About Homer's Odyssey
The Odyssey is an epic poem by the Greek poet Homer, recounting the wanderings of the Greek hero Odysseus after the fall of Troy, Like the Iliad, it is regarded as one of the greatest books ever produced. Particularly noteworthy in the Odyssey are the majesty of language, the saga like descriptions of Odysseus' desperate efforts to return to his home in Ithaca, and the detailed declination of the hero's character.

Homer's narrative begins with the victorious Greeks returning to their homes after sacking Troy. Odysseus' ships are driven by a storm on the coast of Thrace, where he plunders the land of the Chicones but loses a number of his crew. When he re embarks, a north wind blows his vessels to the country of the Lotophagi, on the coasts of Libya, where some of the companions of Odysseus eat the wondrous fruit and wish to rest forever. However their leader compels them to leave the land, and, sailing north again, they touch at the Island of Goats, where Odysseus leaves his fleet. Thence, with one ship, he proceeds to the land of the Cyclopes, where occurs the adventure in the cave of Polyphemus. With his reunited fleet he now visits the island of AEolus, ruler of the winds, who gives him a favoring breeze and the unfavorable winds tied in a skin. His companions, in search of treasure, open the skin, and at once they are swept back to island from which they are now sternly excluded. They then reach the land of the Laestrygonians, a race of cannibals who destroy all the ships but one, in which Odysseus escapes, landing next on the island of AEaea, inhabited by the sorceress Circe. After a year's sojourn there he is sent by Circe to the Kingdom of Hades, to inquire about his return from the seer Tiresias. Tiresias tells Odysseus the implacable enmity of the sea god Poseidon, whose son, Polyphemus, Odysseus has blinded, but encourages him at the same time with assurance that he will yet reach Ithaca in safety, if he does not meddle with the herds of the sun god Helios in Thrinacia.
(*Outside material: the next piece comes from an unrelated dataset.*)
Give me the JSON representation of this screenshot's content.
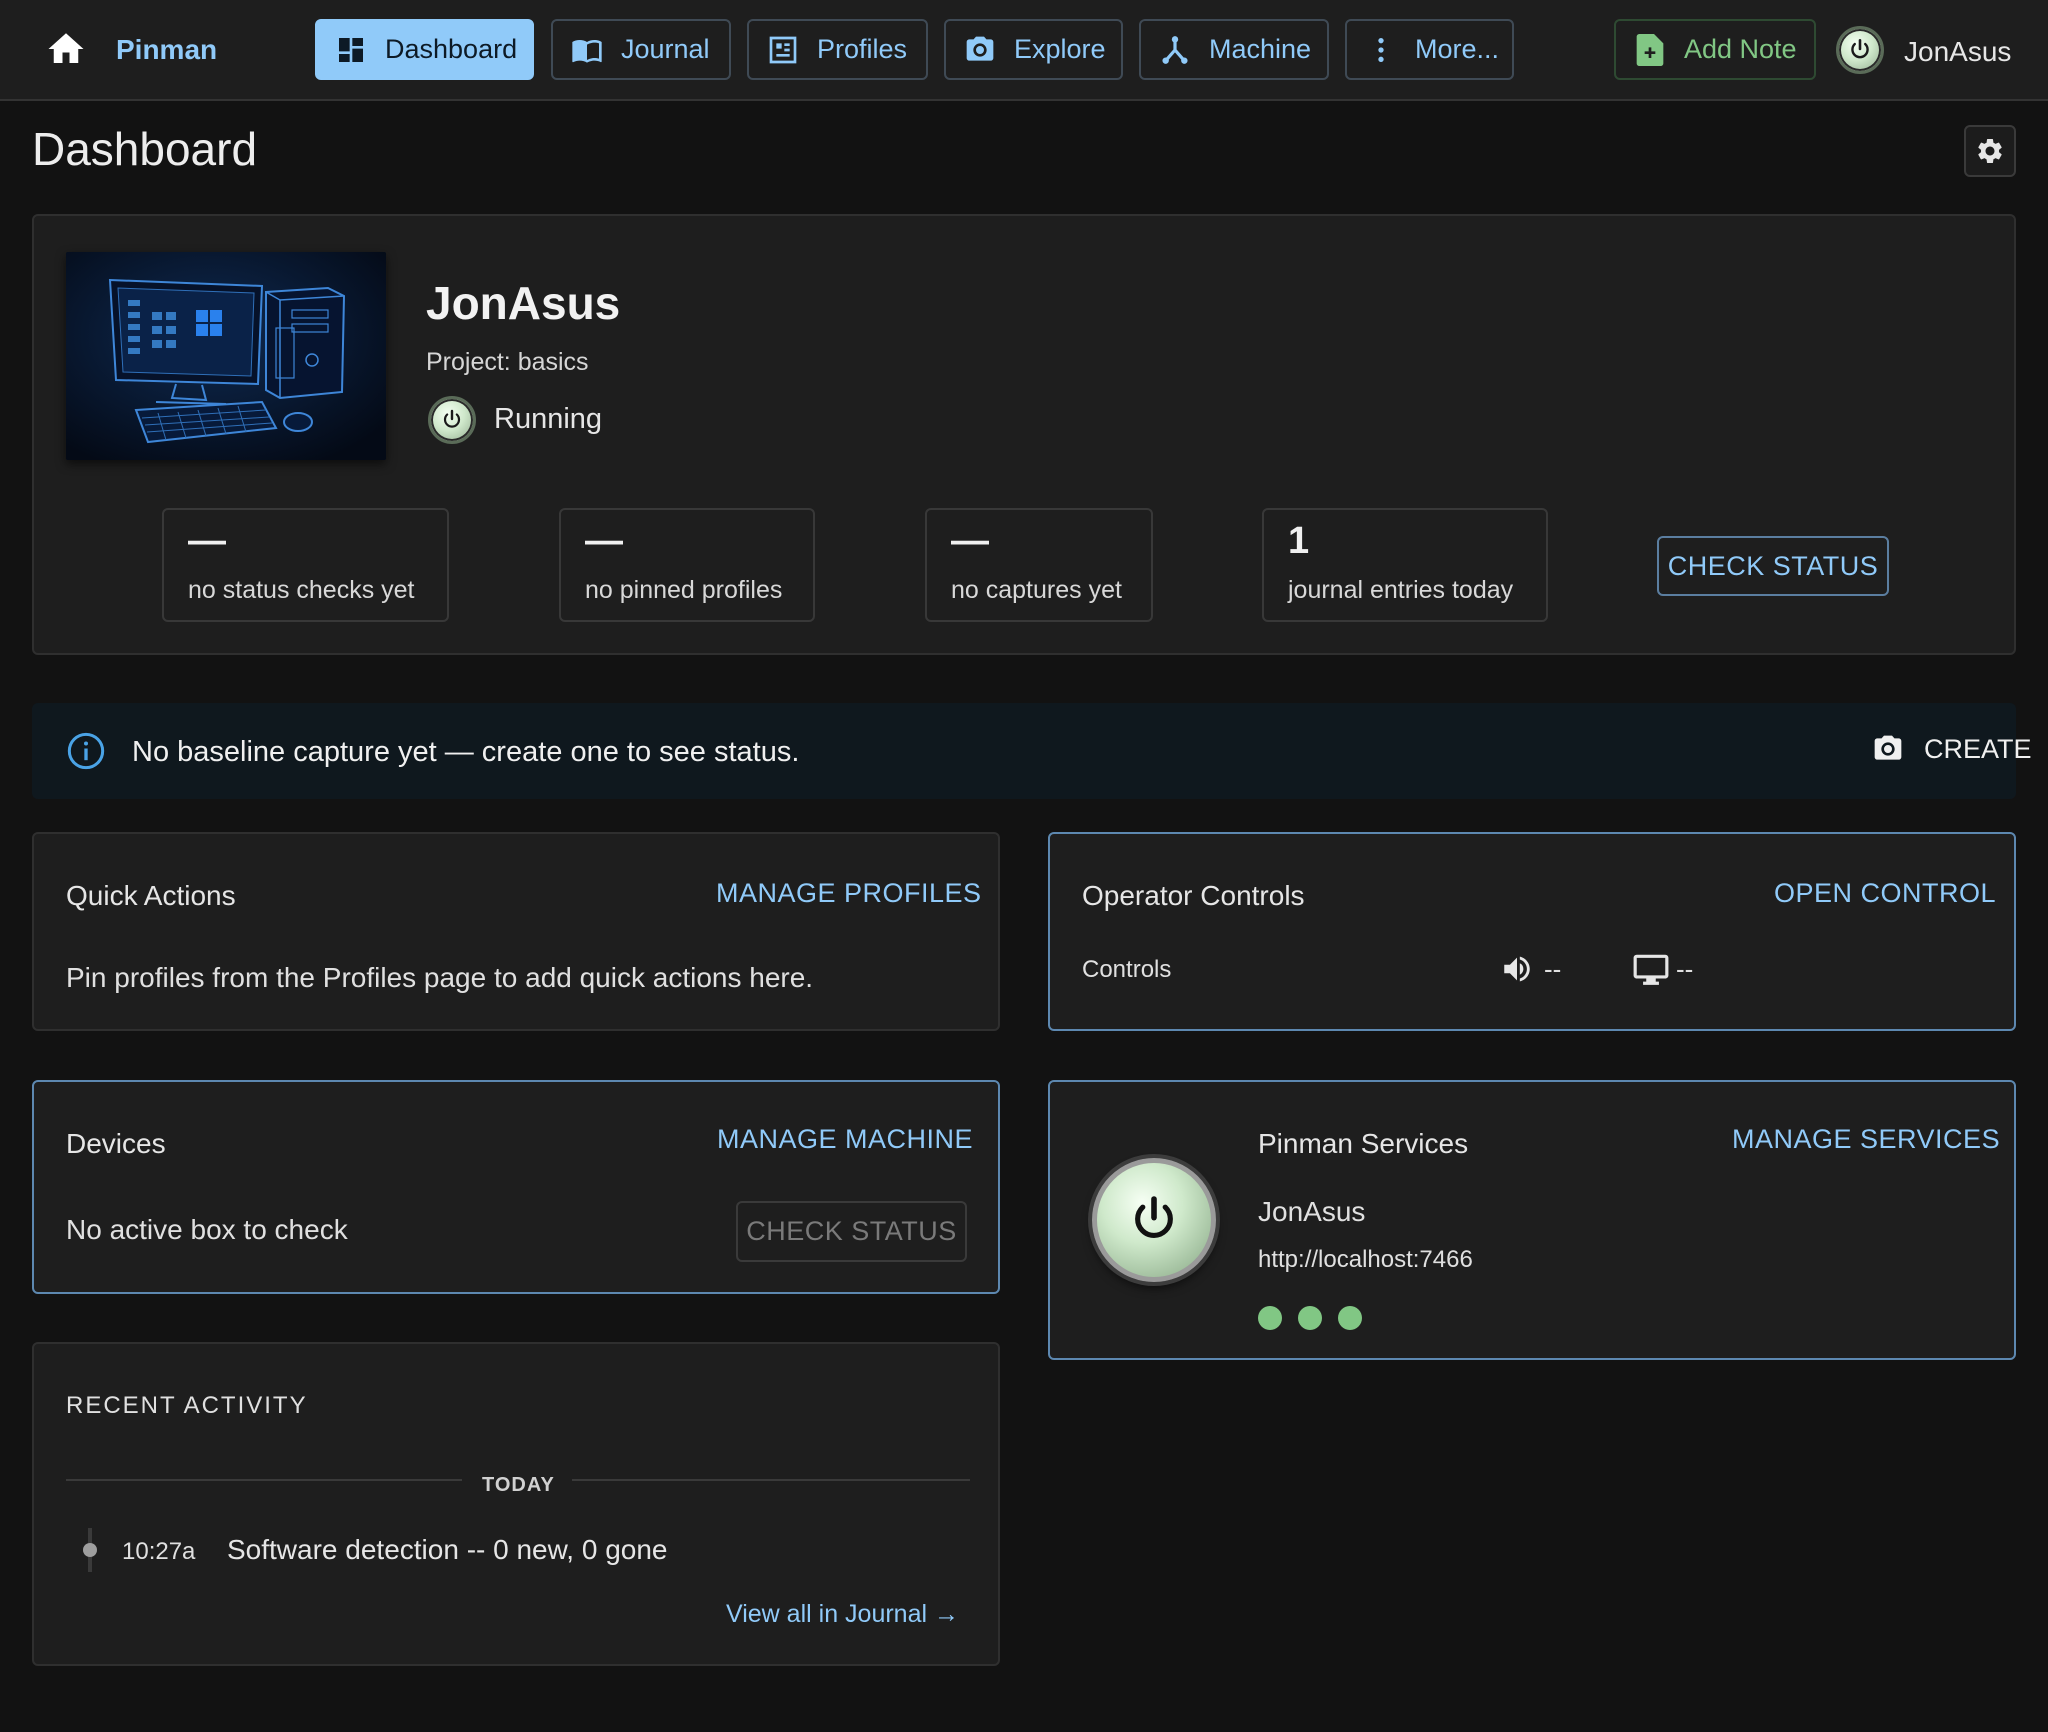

Odysseus next passes in safety the perilous island of Sirens, but, when he sails between the monsters Scylla and Charybdis, Scylla devours six of his companions. He next comes to Thrinacia, where his crew insists on landing; while they are storm bound and while Odysseus is asleep, they kill, in spite of their oath, some of the cattle of Helios. When they sail away a fierce storm arises and Zeus sends forth a flash of lightning that destroys the ship. Everyone on board is drowned except Odysseus, who clings to the mast and is finally washed ashore on the island of Ogygia, the abode of the nymph Calypso, by whom he is held for seven years. The nymph offers him immortality if he will remain, but his love for his wife Penelope and longing for his home is too strong, and at the entreaty of his special guardian, Athena, Zeus sends Hermes, messenger of the gods, to command his release. Sailing eastward in a skiff of his own building, he is seen by the implacable Poseidon, who rouses against him a terrible storm which wrecks his skiff. He barely escapes, by the aid of the sea goddess Leucothea to the land of the Phaeacians. Naked and worn by fatigue, Odysseus falls asleep, but is found by Nausicaa, daughter of the King, Alcinous; she receives him kindly and brings him to the city. Entering the palace under Athena's protection, he is entertained by the King, who promises him safe convoy to his home. On the magic Phaeacian ship he falls asleep, and is landed, at Ithaca, with the rich presents of the Phaeacians, while still unconscious.

Disguised as a beggar, he goes to the hut of the swineherd Eumaeus, and there meets and reveals himself to his son Telemachus. The next day he is brought by Eumaeus to the palace, where he is recognized only by his old dog, Argus, and is harshly treated by the suitors of his wife, who during his long absence have been living riotously on his estate. After an interview with the unsuspecting Penelope, to whom he foretells her husbands return, he is recognized by his old nurse. Eurycleia, whom he binds to silence. When the suitors all fail to string the great bow, the test Penelope has proposed for her suitors, Odysseus takes it, easily strings it, and shoots the arrow through a row of twelve axes. Then, aided by Telemachus, Eumaeus, and the cowherd Philaetius, he slays all the insolent suitors. The last book of the Odyssey records his recognition by his father, Laertes, and a final reconciliation with the friends of the suitors, brought about by Athena's aid.